Sejumlah tempat ngopi di Jogja menawarkan konsep slow bar dengan menyajikan minuman sembari berbagi pengetahuan detail mengenai kopi yang dipesan pelanggan oleh barista. Berikut rekomendasi slow bar coffe yang bisa kamu kunjungi.
1. Jagongan Coffee Roasters
Jagongan Coffee Roasters, sebuah kedai yang memang memfokuskan sepenuhnya pada kopi, sehingga mereka tidak menyediakan menu non kopi.
Salah satu keistimewaannya adalah kedai ini mengolah biji kopi mereka sendiri menggunakan mesin roasting milik mereka, sehingga setiap sajian kopi memiliki cita rasa yang unik dan khas.

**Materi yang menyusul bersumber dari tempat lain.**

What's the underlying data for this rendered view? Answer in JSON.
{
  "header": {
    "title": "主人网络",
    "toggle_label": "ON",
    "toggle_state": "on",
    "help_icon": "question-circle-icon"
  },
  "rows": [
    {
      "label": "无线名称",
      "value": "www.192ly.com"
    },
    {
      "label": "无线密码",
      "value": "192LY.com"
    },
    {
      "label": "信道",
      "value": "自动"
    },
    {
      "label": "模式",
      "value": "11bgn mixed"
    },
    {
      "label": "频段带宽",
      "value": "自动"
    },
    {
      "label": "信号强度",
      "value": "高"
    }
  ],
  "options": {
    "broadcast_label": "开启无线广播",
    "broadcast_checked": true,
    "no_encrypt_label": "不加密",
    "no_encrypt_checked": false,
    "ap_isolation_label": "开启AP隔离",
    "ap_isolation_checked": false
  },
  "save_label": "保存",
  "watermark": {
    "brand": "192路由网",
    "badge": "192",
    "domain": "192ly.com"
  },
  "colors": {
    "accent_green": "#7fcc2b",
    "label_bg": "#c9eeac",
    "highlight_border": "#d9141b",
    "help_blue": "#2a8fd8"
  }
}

Selain itu, pengunjung juga memiliki kesempatan untuk melihat bagaimana biji kopi diolah hingga siap menjadi untuk dinikmati sembari berbincang langsung dengan barista untuk bertanya lebih dalam mengenai kopi, mulai dari asal biji kopi, metode penyeduhan, hingga karakter rasa yang bisa ditemukan di setiap tegukan.
Dengan pengalaman ini, mencoba kopi disini dapat menjadi experience baru bagi para pengunjung.
Menariknya, lokasi kedai ini cukup masuk ke dalam, sehingga tak jarang pengunjung yang datang untuk pertama kali justru sempat nyasar. Namun, cerita tersesat inilah yang justru menjadi kisah sehari-hari di Jagongan Coffee Roasters, sebuah pengalaman kecil yang berujung manis ketika akhirnya menemukan kedai kopi ini.
2. Bonbale
Terletak di utara Jogja, Bonbale jadi salah satu coffee shop yang mengusung konsep slow bar. Suasananya yang terasa sejuk dan asri dengan dikelilingi pepohonan, cocok bagi pengunjung yang menyukai tempat ngopi bernuansa alam.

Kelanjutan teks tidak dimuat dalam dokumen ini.